Sunday, April 24, 2022
DIAMANTE, de António Carlos Cortez
Passo de um conto breve e cheio de misterioso simbolismo (quantas vezes mais terei de voltar a lê-lo...porque se enterra alguém num caixão que é um barco (uma canoa justa ao corpo) e se deixa vogar entre as margens do rio que dividia os espaços da aldeia e sua comunidade familiar,partindo sem explicações e só voltando já velho, e mesmo assim sem que o filho,feito homem o fosse substituir, depois de apelos sem fim). De um conto breve que não decifro, para um livro de poemas em que o título define do que se trata: de uma pedra que também ela nasce das águas de um rio por onde correm muitas outras pedras e mãos apressadas se estendem para as apanhar.
Pedras que serão lavadas, olhadas com cuidado (o afinar dos ritmos, do estilo)e depois cortadas com precisão geométrica, calculada, para que de cada face se possa extrair todo o brilho, toda a luz que contém.Falo do mais recente livro de poemas de António Carlos Cortez, cuja obra extensa já é bem conhecida de quem o aprecia e gosta sempre de o ler.Podemos abrir ao acaso e começar a ler: desde logo sobressai da leitura, sobretudo se a fizermos em voz alta, um ritmo camoniano, de pulsar emotivo, correspondendo à emoção expressa no verso que foi escrito.
Há algo de lamento, nesse verso, e o ritmo, como numa composição musical, terá de respeitar o secreto compasso.Numa das badanas do livro alguém recorda outro, Jaguar ( escrevi no blog, outrora)e a conclusão de que "a poesia é o eco do vivido".
Do vivido e do teorizado vamos encontrando ao longo das páginas e dos capítulos em que o autor dividiu a obra, muita matéria de reflexão. A.C.C. é um erudito, um poeta, crítico literário e professor que se ocupou com cuidado e muito amor da sua língua-pátria e nada mais natural do que encontrar nestas páginas expressões que brilham na escuridão de uma melancolia quase recorrente, e já expressa noutros mais antigos poemas.

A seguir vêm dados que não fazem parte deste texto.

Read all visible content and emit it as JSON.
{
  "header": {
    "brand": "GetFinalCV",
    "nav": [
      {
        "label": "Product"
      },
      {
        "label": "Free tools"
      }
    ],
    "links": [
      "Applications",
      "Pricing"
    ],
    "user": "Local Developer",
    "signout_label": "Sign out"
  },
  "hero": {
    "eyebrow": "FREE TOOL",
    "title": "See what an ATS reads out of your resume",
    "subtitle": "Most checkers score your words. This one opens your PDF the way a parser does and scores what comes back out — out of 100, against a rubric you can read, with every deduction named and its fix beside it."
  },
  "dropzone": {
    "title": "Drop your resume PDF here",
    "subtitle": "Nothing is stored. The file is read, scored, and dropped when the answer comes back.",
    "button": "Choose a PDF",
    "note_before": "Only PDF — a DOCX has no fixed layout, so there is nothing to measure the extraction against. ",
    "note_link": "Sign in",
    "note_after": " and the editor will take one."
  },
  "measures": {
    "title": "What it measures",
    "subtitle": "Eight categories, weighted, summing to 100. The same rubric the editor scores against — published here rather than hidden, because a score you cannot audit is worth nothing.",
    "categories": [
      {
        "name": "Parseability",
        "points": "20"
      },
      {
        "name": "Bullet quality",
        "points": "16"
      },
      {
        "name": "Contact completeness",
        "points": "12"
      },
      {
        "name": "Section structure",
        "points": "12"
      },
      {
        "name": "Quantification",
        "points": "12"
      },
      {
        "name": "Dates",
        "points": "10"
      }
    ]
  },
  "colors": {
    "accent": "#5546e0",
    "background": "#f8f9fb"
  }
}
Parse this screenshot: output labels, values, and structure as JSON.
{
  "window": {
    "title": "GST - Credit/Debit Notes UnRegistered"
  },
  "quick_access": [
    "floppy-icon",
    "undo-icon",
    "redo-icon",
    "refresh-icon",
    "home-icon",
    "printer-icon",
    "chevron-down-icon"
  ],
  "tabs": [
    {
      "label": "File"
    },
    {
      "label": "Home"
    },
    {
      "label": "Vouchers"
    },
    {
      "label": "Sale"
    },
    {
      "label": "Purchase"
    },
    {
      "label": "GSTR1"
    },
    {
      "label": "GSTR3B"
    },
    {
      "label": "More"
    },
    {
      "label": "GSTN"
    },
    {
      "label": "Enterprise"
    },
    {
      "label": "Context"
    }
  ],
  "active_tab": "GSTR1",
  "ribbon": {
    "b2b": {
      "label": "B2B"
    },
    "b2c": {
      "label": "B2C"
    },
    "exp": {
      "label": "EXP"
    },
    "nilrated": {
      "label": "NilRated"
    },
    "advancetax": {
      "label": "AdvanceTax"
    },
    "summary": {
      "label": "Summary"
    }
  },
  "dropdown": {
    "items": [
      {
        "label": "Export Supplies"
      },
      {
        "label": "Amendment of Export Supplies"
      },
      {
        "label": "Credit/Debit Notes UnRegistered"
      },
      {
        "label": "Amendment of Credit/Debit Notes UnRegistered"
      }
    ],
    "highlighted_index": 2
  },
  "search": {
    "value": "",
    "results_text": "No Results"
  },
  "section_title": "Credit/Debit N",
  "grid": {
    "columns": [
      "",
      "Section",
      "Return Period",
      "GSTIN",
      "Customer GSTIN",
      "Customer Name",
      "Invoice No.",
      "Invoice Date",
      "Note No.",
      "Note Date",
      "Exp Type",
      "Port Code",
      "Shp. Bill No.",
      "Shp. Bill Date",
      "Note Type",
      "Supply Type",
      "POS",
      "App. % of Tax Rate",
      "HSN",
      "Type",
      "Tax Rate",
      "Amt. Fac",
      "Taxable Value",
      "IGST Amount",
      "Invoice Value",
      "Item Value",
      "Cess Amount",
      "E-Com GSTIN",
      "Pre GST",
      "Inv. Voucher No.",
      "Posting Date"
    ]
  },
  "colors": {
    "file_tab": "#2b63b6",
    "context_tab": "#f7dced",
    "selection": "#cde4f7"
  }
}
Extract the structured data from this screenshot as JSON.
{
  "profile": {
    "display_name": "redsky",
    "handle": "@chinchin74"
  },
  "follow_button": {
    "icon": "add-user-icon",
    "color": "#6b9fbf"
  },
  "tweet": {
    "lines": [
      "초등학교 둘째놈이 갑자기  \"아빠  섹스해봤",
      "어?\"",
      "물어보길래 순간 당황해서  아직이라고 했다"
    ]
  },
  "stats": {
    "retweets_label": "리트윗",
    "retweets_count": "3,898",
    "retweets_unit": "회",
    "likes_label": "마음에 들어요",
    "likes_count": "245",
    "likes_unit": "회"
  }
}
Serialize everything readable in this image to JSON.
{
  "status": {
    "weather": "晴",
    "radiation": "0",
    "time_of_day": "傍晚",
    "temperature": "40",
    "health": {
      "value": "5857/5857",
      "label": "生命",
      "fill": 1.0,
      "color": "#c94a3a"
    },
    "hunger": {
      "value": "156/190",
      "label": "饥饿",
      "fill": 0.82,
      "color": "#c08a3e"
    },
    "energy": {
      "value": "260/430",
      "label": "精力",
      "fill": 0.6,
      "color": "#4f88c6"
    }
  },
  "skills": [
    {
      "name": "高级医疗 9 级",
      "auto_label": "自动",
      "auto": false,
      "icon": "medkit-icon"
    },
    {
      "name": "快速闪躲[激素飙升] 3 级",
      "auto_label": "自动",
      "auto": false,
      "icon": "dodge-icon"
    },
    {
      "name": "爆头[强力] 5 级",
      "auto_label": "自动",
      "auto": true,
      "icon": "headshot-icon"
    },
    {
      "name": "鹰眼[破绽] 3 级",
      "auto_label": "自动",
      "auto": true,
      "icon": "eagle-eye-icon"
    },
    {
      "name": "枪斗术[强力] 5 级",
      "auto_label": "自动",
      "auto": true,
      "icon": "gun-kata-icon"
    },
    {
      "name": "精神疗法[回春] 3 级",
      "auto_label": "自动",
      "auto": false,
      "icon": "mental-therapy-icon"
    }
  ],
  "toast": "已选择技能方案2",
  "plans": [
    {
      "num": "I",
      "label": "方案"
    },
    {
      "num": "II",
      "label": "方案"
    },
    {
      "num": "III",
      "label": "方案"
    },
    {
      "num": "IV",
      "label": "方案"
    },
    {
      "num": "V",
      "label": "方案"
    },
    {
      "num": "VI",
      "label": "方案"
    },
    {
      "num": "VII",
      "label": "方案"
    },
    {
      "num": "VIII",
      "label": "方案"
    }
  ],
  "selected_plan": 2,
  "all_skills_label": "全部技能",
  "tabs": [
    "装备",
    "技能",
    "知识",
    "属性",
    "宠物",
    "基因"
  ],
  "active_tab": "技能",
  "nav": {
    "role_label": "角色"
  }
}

A epígrafe que abre NO PAÍS DO DRAGÃO,da autoria de Gastão Cruz, seu poeta e amigo de eleiçaão, (infelizmente falecido este ano)resume o queAntónio sente: "acreditar no tempo/o erro mais terrível". Pois Camões já tinha dito, "mudam-se os tempos mudam-se as vontades" e os nossos poetas bem dizem agora, sem problemas e com total entrega e sinceridade, mudam-se os tempos (ou mudam-se os corpos)mudam-se os desejos,e dessa entrega ou dôr pode nascer a arte.
No poema TUA VOZ,um belo soneto,onde à voz da amada é devolvida a chama que nela arde, na articulação, nos seus acentos, na sua inflexão em que o poeta se distende, e se desnuda, terminando :
"E aqui vem desaguar a tua voz:abertas
fricativas, as líquidas que usas
para me dares a voz que te cinzela..." (p.21)
São variados os poemas em que as referências são linguísticas, como neste que citei, "vogais fechadas, consoantes nítidas, obtusas" ou adiante "abrir vogais"
para resgatar "desse dia a outra música"(p.24) mas nunca a perfeição de uma gramática outra que não a poética se impõe na nossa leitura.
é um poeta que fala, que procura, e usa o que de melhor tem, a sensibilidade de uma emoção aberta, entregue ao correr dos dias, que por vezes o diálogo com outros lhe permite e amplia (referi Gastão Cruz, mas há Sena,há Ruy Belo,há Fiama Hasse Pais Brandão,semi-escondida, Manuel António Pina, entre muitos).Na verdade, todos partimos de uma herança que pode até ser desconhecida, mas nos corre no sangue, nós que lemos. E António Carlos Cortez, que tem uma indiscutível vocação de erudito que estuda e lê como arte de ser,sempre voltado para o diálogo com outros, partindo ou regressando como quem volta a si mesmo depois de sofrida viagem que só o poema lhe permite evocar,repelir,absorver, talhando assim a pedra que só brilha depois de muito polida pelo que chamarei a dôr da vida.